Other Types of Vegetables to Grow at Home
Outside of the most common plant families, there are tons of exciting vegetables to try growing. The vegetables you decide to grow depends on your garden’s growing zone and space requirements.
If you live in a growing zone with warm weather that experiences droughts often, okra could be the perfect plant for your vegetable garden. Start okra seeds indoors before planting outdoors at the start of the warm season, around June, depending on where you live.
For a plant that continues to grow year after year without worrying about replanting, consider artichokes. When grown as a perennial, artichoke plants grow in the same garden spot for five years.
Artichokes are a great source of vitamin K and folic acid; we use artichoke hearts for many dishes like stuffed artichoke recipes and dips.
Tips for Growing Vegetables at Home
Although every vegetable plant is unique in what they need to reach maturity, there are general rules to abide by when starting or adding to your vegetable garden. Whether you plan on growing vegetables in your outdoor garden or want to give container gardening a try, the basics of gardening still apply.

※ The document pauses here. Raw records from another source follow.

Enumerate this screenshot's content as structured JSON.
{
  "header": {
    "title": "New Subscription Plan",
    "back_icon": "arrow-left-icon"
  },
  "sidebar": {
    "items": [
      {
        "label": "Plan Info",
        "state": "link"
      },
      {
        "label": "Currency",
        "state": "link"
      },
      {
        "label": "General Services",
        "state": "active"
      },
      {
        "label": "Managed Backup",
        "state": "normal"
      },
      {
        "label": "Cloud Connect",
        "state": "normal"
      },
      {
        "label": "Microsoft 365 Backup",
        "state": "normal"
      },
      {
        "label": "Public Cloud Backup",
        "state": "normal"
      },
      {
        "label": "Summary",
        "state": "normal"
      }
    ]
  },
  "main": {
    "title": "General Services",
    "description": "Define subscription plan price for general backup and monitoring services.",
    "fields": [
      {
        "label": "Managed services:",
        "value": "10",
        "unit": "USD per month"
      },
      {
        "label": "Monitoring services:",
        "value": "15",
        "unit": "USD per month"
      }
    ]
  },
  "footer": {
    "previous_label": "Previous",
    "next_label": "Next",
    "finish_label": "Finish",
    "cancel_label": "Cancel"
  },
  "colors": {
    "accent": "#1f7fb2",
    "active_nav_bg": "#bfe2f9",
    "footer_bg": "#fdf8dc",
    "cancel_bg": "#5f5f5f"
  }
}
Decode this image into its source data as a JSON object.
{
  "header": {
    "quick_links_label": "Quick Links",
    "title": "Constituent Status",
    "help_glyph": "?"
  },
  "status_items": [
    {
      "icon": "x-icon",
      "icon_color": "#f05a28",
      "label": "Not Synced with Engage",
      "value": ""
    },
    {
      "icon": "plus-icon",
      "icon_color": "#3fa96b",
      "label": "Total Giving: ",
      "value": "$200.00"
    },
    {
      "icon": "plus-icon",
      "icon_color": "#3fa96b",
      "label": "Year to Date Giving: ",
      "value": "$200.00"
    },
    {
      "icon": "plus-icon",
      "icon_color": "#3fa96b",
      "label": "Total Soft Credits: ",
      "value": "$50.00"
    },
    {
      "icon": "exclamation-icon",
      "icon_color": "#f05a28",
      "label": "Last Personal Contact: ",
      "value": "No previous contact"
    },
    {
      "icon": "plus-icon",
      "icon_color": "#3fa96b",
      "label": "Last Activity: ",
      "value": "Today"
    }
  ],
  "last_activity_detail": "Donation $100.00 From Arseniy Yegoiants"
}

The starting point for planting vegetables in your garden is selecting the right location. Most vegetables thrive when grown in full sun. Some plants tolerate partial shade, but too much shade could result in stunted growth and immature fruit.
When growing taller plants like corn, tomatoes, and pole beans, plant their seeds on the north or west side of your garden to avoid casting shade on smaller ground cover plants.
After selecting a suitable location, your soil is the next major factor in plant health and development. Vegetables enjoy well-draining soil amended with organic matter or compost.
Plants require at least an inch of water a week, but the amount of water needed varies. If you live in a rainy portion of the country, you could find yourself watering less frequently.
Some plants like okra are drought-resistant and won’t suffer from a lack of water when the weather gets drier. Layer mulch around the bottom of your plants to help with water retention and keep weeds from sprouting.
If you’re growing vegetables outside, finding pests feeding on your crops is inevitable. However, if you can grow in October, most of the bad bugs are on their way out at that time.
To avoid using harsh chemicals in your garden, resolve pest issues through natural methods. Although they may not seem as effective as industry pest products, homemade insecticides work well to rid gardens of problem insects.
An alternative to using insecticides is to plant beneficial plants in your garden to promote the health of your plants and keep harmful insects away.
Growing vegetables isn’t difficult, and with proper knowledge of how to grow your favorite plants, you’ll have fresh produce in no time. The essential part of home gardening is patience, as not every seed you plant is guaranteed to sprout into a perfect crop every time.